Eczema cannot be cured, though it may slowly get better over time. The control of the itch is important, as it improves the child's quality of life and sleep and helps prevent complications. Complications of uncontrolled eczema include frequent skin infections and lichenification (a thickening of the skin, making it look like tree bark, and is difficult to reverse).
Five main areas of therapy are:
When the skin is dry, it is prone to itching and cracking which allows allergens to enter the skin and worsen the eczema. Moisturisers can be applied to all parts of the body including the face.

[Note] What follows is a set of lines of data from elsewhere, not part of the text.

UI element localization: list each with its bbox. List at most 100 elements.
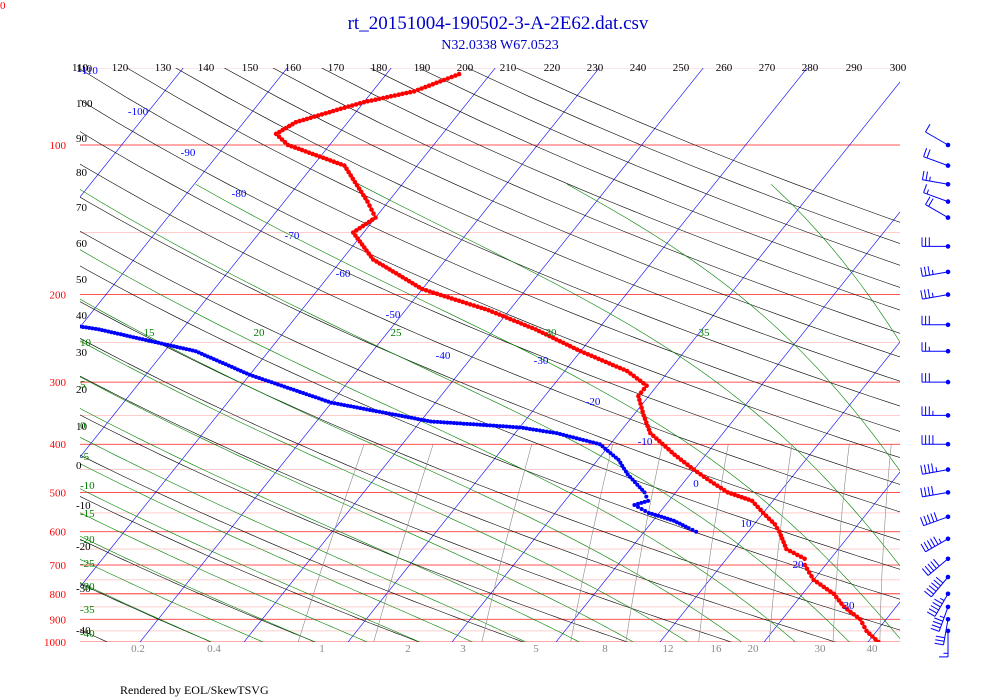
wind-barb-half-feather: [939, 615, 945, 619]
series-0-trace-dot: [669, 449, 674, 455]
isotherm-line: [80, 68, 184, 198]
series-0-trace-dot: [493, 310, 499, 316]
series-0-trace-dot: [357, 101, 363, 106]
series-0-trace-dot: [641, 381, 646, 386]
moist-adiabat-label: 0: [80, 420, 86, 432]
wind-barbs: [920, 123, 951, 658]
series-1-trace-dot: [100, 328, 104, 333]
wind-barb-feather: [928, 585, 937, 592]
isotherm-line: [80, 68, 496, 588]
series-1-trace-dot: [285, 385, 290, 390]
series-0-trace-dot: [567, 343, 573, 349]
series-0-trace-dot: [371, 211, 376, 216]
series-0-trace-dot: [317, 154, 323, 159]
series-0-trace-dot: [828, 589, 833, 594]
theta-tick-label: 250: [673, 62, 690, 74]
series-0-trace-dot: [660, 441, 665, 447]
isotherm-line: [0, 35, 2, 653]
moist-adiabat-line: [80, 436, 527, 642]
series-0-trace-dot: [313, 153, 319, 158]
series-0-trace-dot: [415, 87, 421, 93]
theta-tick-label: 170: [328, 62, 345, 74]
series-1-trace-dot: [55, 321, 59, 325]
series-0-trace-dot: [554, 337, 559, 342]
wind-barb-feather: [930, 561, 937, 569]
series-0-trace-dot: [346, 104, 351, 109]
wind-barb-feather: [925, 171, 928, 181]
wind-barb-half-feather: [935, 467, 938, 472]
mixing-ratio-label: 20: [748, 643, 760, 655]
series-1-trace-dot: [564, 433, 569, 438]
theta-tick-label: 190: [414, 62, 431, 74]
series-1-trace-dot: [80, 325, 85, 329]
mixing-ratio-line: [768, 444, 793, 642]
series-0-trace-dot: [839, 601, 844, 606]
isotherm-line: [555, 211, 900, 642]
sounding-data: [55, 71, 881, 642]
series-1-trace-dot: [355, 405, 360, 410]
theta-tick-label: 200: [457, 62, 474, 74]
series-1-trace-dot: [581, 438, 586, 442]
series-0-trace-dot: [369, 207, 374, 212]
pressure-tick-label: 500: [50, 487, 67, 499]
series-0-trace-dot: [430, 82, 436, 87]
series-1-trace-dot: [488, 423, 493, 428]
series-0-trace-dot: [617, 365, 623, 371]
series-0-trace-dot: [497, 312, 502, 317]
wind-barb-feather: [930, 627, 940, 632]
series-1-trace-dot: [351, 404, 356, 409]
series-1-trace-dot: [620, 463, 625, 468]
series-0-trace-dot: [651, 433, 656, 439]
left-axis-label: -40: [76, 625, 91, 637]
isotherm-label: 20: [793, 559, 805, 571]
series-1-trace-dot: [190, 348, 195, 353]
series-1-trace-dot: [211, 357, 216, 362]
isotherm-line: [80, 68, 288, 328]
series-1-trace-dot: [497, 424, 502, 429]
series-0-trace-dot: [292, 145, 298, 150]
series-1-trace-dot: [326, 399, 331, 404]
pressure-tick-label: 600: [50, 527, 67, 539]
series-0-trace-dot: [426, 83, 432, 88]
theta-tick-label: 160: [285, 62, 302, 74]
series-0-trace-dot: [515, 319, 520, 325]
series-0-trace-dot: [821, 584, 826, 590]
series-0-trace-dot: [666, 447, 671, 452]
series-1-trace-dot: [587, 439, 592, 444]
left-axis-label: -20: [76, 541, 91, 553]
series-1-trace-dot: [223, 362, 228, 367]
series-0-trace-dot: [694, 469, 700, 475]
series-0-trace-dot: [423, 288, 429, 293]
series-0-point: [811, 577, 816, 583]
series-1-trace-dot: [432, 419, 437, 424]
series-1-trace-dot: [390, 412, 395, 417]
series-0-trace-dot: [634, 376, 640, 381]
series-1-trace-dot: [406, 415, 411, 420]
isotherm-label: 0: [693, 478, 699, 490]
series-1-trace-dot: [668, 517, 673, 522]
series-0-point: [365, 199, 370, 204]
series-1-trace-dot: [59, 322, 63, 326]
left-axis-label: 70: [76, 202, 88, 214]
series-0-trace-dot: [550, 335, 556, 341]
series-0-trace-dot: [312, 114, 317, 119]
series-1-trace-dot: [304, 392, 309, 397]
series-1-trace-dot: [217, 359, 222, 364]
series-0-trace-dot: [299, 147, 305, 153]
series-1-trace-dot: [635, 482, 640, 487]
series-1-trace-dot: [205, 354, 210, 359]
series-1-trace-dot: [380, 410, 385, 415]
mixing-ratio-line: [832, 444, 850, 642]
series-1-trace-dot: [115, 331, 120, 336]
mixing-ratio-label: 0.4: [207, 643, 221, 655]
series-0-trace-dot: [735, 493, 741, 499]
series-1-trace-dot: [544, 429, 549, 434]
series-1-trace-dot: [635, 501, 640, 506]
series-0-trace-dot: [851, 612, 856, 617]
theta-tick-label: 210: [500, 62, 517, 74]
isotherm-label: -70: [285, 230, 300, 242]
render-credit: Rendered by EOL/SkewTSVG: [120, 683, 269, 697]
series-0-point: [672, 452, 677, 458]
pressure-tick-label: 400: [50, 439, 67, 451]
isotherm-line: [659, 341, 900, 642]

You can use the moisturiser recommended by your doctor or any brands available in the market that do not contain alcohol or scents.
As woollen and synthetic clothing may irritate the skin, cotton clothing is more suitable. Detergents and harsh soaps are irritants and so is a child's saliva. If house dust mites are an aggravating factor, your doctor may recommend methods to reduce the house dust mites in your home. When eczema begins at 1 to 2 years of life, food allergy may be involved. Please consult your doctor for a thorough evaluation.

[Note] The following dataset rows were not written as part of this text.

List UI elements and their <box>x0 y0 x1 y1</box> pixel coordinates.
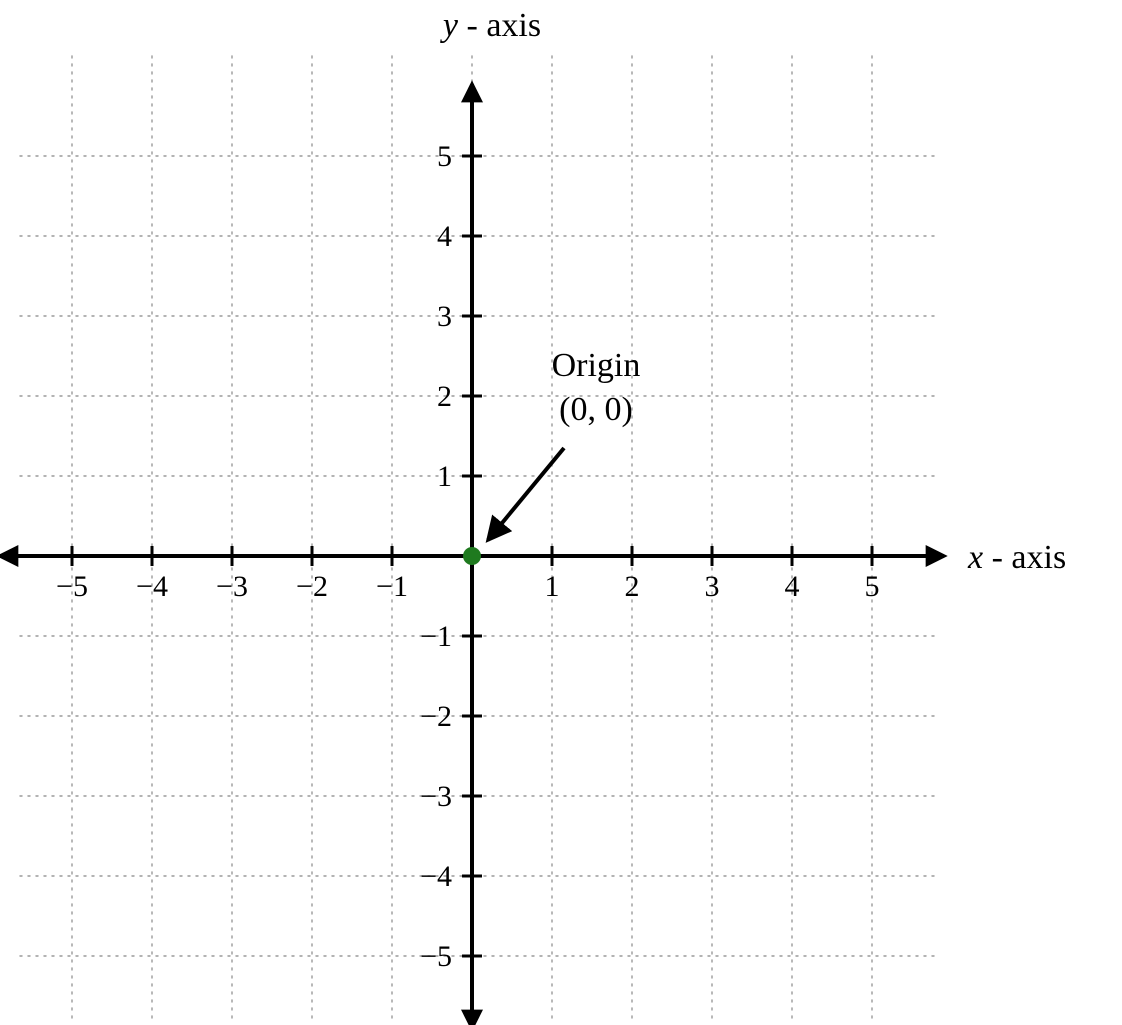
origin-label-line2: (0, 0) <box>559 391 633 428</box>
x-tick-label: −5 <box>56 570 88 603</box>
y-axis-title: y - axis <box>440 7 541 44</box>
y-tick-label: −5 <box>420 940 452 973</box>
y-tick-label: 1 <box>437 460 452 493</box>
x-tick-label: −4 <box>136 570 168 603</box>
x-tick-label: 2 <box>625 570 640 603</box>
x-tick-label: −2 <box>296 570 328 603</box>
x-tick-label: −3 <box>216 570 248 603</box>
y-tick-label: 5 <box>437 140 452 173</box>
coordinate-plane-svg: −5 −4 −3 −2 −1 1 2 3 4 5 −5 −4 −3 −2 −1 1 2 3 4 5 y - axis x … <box>0 0 1122 1025</box>
y-tick-label: 3 <box>437 300 452 333</box>
origin-point <box>463 547 481 565</box>
y-tick-label: −3 <box>420 780 452 813</box>
x-tick-label: 5 <box>865 570 880 603</box>
origin-pointer-arrow <box>488 448 564 540</box>
y-tick-label: 2 <box>437 380 452 413</box>
y-tick-label: −2 <box>420 700 452 733</box>
x-axis-title: x - axis <box>967 539 1066 576</box>
x-tick-label: 1 <box>545 570 560 603</box>
x-tick-label: −1 <box>376 570 408 603</box>
x-tick-label: 4 <box>785 570 800 603</box>
y-tick-label: −1 <box>420 620 452 653</box>
y-tick-label: 4 <box>437 220 452 253</box>
coordinate-plane-diagram: −5 −4 −3 −2 −1 1 2 3 4 5 −5 −4 −3 −2 −1 1 2 3 4 5 y - axis x … <box>0 0 1122 1025</box>
y-tick-label: −4 <box>420 860 452 893</box>
x-tick-label: 3 <box>705 570 720 603</box>
origin-label-line1: Origin <box>552 347 641 384</box>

- Anti-inflammatory topical medication
Your doctor may prescribe other medications to reduce inflammation on the skin. Steroid creams are generally safe and very effective in clearing eczema. They should only be used as prescribed by your doctor.
Doctors may also prescribe topical or anti-itch medications to decrease the itch and help your child sleep at night. These supplement moisturisers and topical steroids.
- Anti-bacterial medication
Some bacteria may aggravate the eczema. Antiseptic washes may be of help. For acute skin infections, your doctor may prescribe topical or oral antibiotics.